When can book expenses be claimed as a deduction?

Thanks Hal_AI. I need to provide updated assumptions below which simplify my situation.

 

- Student started community college in fall 2022

- No scholarships to consider / No room and board / No Coverdall / No AOC / Just tuition and book expense 

- Turbo tax indicates I cannot claim tuition or other fees but to enter education expenses to avoid paying tax on your qualified tuition program (QTP)

- I updated expenses (books) in Turbo Tax to reflect the actual amount paid out of pocket in 2022 only. 

- Entered information from 1098-T (which correctly reflects the fall and sprint semester tuition amount paid out of pocket in 2022)

- Turbo Tax indicates "can't claim an educational tax break." The reason is valid so am fine with it.

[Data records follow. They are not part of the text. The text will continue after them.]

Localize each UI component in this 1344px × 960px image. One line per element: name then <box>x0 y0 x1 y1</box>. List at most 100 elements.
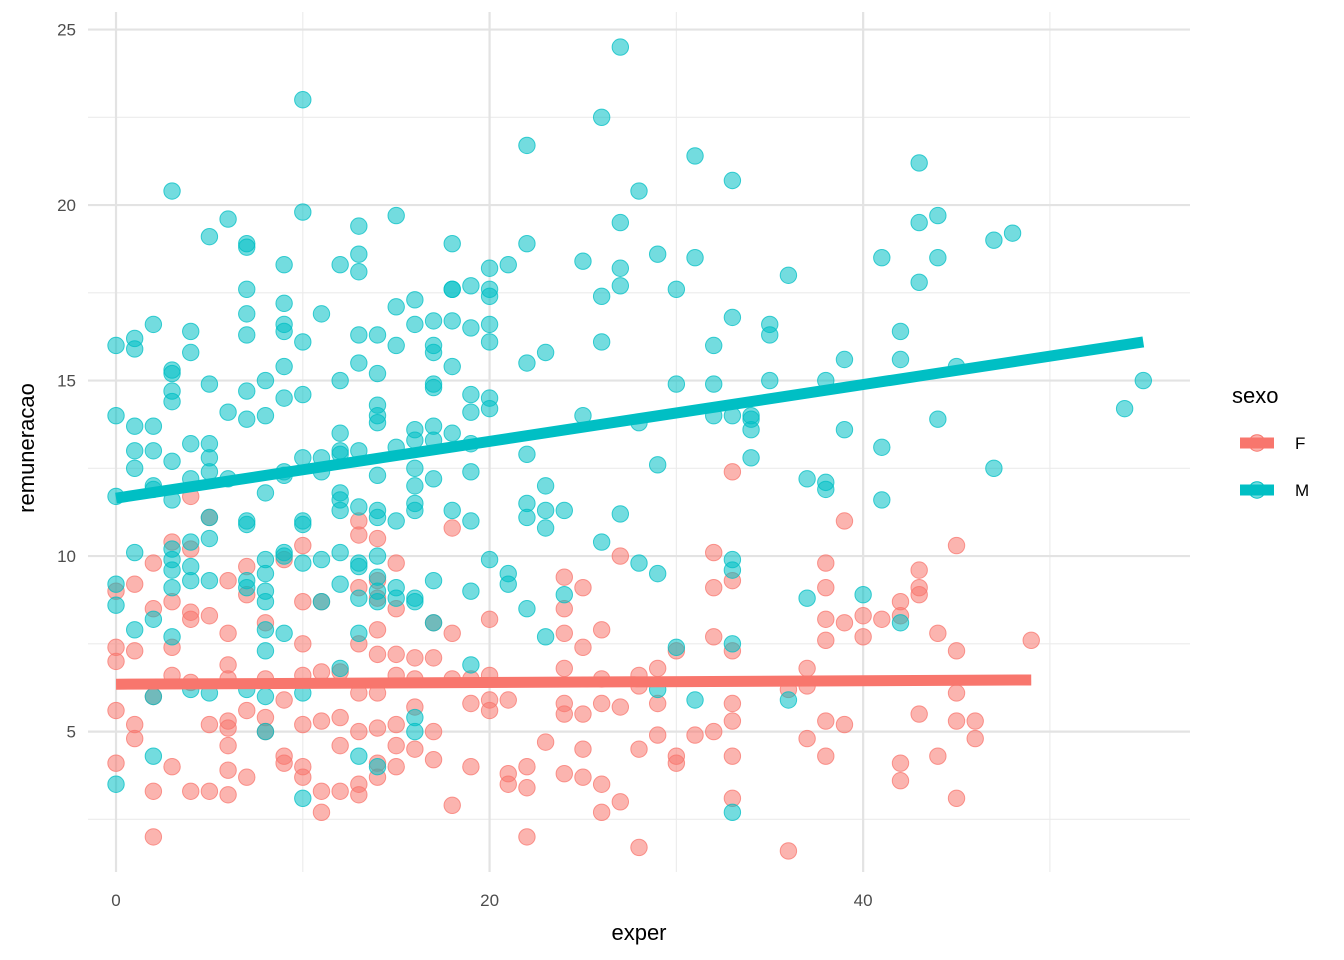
point-F <box>350 526 368 544</box>
point-F <box>910 705 928 723</box>
point-M <box>592 533 611 551</box>
point-M <box>611 259 630 277</box>
point-M <box>667 638 686 657</box>
point-M <box>294 203 312 221</box>
legend-swatch-point <box>1248 481 1266 499</box>
point-F <box>125 575 144 593</box>
point-F <box>555 705 573 723</box>
point-F <box>312 803 331 822</box>
point-M <box>406 593 424 611</box>
point-F <box>966 729 984 748</box>
point-F <box>630 838 648 857</box>
point-M <box>611 505 630 523</box>
point-F <box>555 659 573 678</box>
point-F <box>219 786 237 804</box>
point-M <box>238 326 256 344</box>
point-F <box>518 779 536 797</box>
point-M <box>200 571 219 590</box>
point-F <box>929 624 947 643</box>
point-F <box>592 803 611 822</box>
point-M <box>779 266 798 284</box>
point-F <box>835 512 854 530</box>
point-M <box>1134 371 1153 390</box>
point-M <box>555 585 573 604</box>
point-M <box>368 593 387 611</box>
point-M <box>219 210 237 228</box>
point-M <box>163 561 181 579</box>
trend-line-M <box>115 336 1145 504</box>
point-M <box>275 547 293 565</box>
point-M <box>798 589 816 607</box>
x-tick-label: 40 <box>854 891 873 910</box>
point-F <box>387 715 405 734</box>
point-F <box>574 705 592 723</box>
point-M <box>742 449 760 467</box>
point-M <box>592 287 611 306</box>
point-M <box>779 691 798 709</box>
point-M <box>163 578 181 597</box>
point-F <box>592 621 611 639</box>
point-M <box>125 417 144 435</box>
point-M <box>686 147 704 165</box>
point-M <box>163 364 181 383</box>
point-M <box>350 747 368 765</box>
point-M <box>499 575 517 593</box>
point-M <box>723 561 742 579</box>
point-F <box>182 782 200 800</box>
point-F <box>387 554 405 572</box>
point-M <box>406 459 424 478</box>
point-M <box>929 249 947 267</box>
point-M <box>910 154 928 172</box>
point-F <box>331 736 349 755</box>
point-M <box>480 333 499 351</box>
point-M <box>238 305 256 323</box>
point-M <box>256 621 275 639</box>
point-F <box>817 631 835 650</box>
trend-line-F <box>115 674 1032 690</box>
point-M <box>723 635 742 653</box>
point-F <box>125 729 144 748</box>
point-M <box>424 312 443 330</box>
point-M <box>350 589 368 607</box>
point-F <box>686 726 704 744</box>
point-F <box>592 694 611 713</box>
point-F <box>1022 631 1040 650</box>
point-F <box>630 740 648 758</box>
point-M <box>200 375 219 393</box>
point-M <box>144 315 163 334</box>
point-M <box>443 234 461 253</box>
point-M <box>312 305 331 323</box>
point-M <box>163 182 181 200</box>
point-M <box>424 571 443 590</box>
point-F <box>219 761 237 779</box>
point-M <box>686 249 704 267</box>
point-M <box>462 656 480 674</box>
point-M <box>406 477 424 495</box>
point-M <box>705 375 723 393</box>
point-M <box>182 322 200 341</box>
point-F <box>611 793 630 811</box>
point-F <box>723 694 742 713</box>
point-F <box>275 691 293 709</box>
point-F <box>144 782 163 800</box>
point-M <box>350 498 368 516</box>
point-M <box>350 354 368 372</box>
point-F <box>163 757 181 776</box>
point-M <box>518 445 536 463</box>
point-M <box>275 624 293 643</box>
point-M <box>256 406 275 425</box>
point-M <box>424 343 443 362</box>
point-M <box>929 206 947 225</box>
point-F <box>947 684 966 702</box>
point-M <box>368 757 387 776</box>
point-F <box>835 614 854 632</box>
point-F <box>294 593 312 611</box>
point-M <box>462 385 480 404</box>
point-M <box>107 575 125 593</box>
point-M <box>182 435 200 453</box>
point-F <box>574 740 592 758</box>
point-F <box>966 712 984 730</box>
point-M <box>125 340 144 358</box>
point-M <box>350 326 368 344</box>
point-F <box>443 796 461 815</box>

- Entered 1099-Q information as shown on form (which correctly reflects the 1 semester distribution in 2022, this amount is less than 1098-T due to January 2023 distribution).

 

Based on the updated set of assumptions, I'm not sure of my options to complete my 2022 tax return. I appreciate your knowledge as this has been a great help. I may just opt for the Live Tax Advice to get this sorted. 

 

A separate question is can you count the 529 distribution in January against  the  2022 payment for 2023 tuition.  The answer is the same as  for your original question about mismatched book expenses; technically the payment and distribution must be in the same year. YOU have to make the decision on what to do.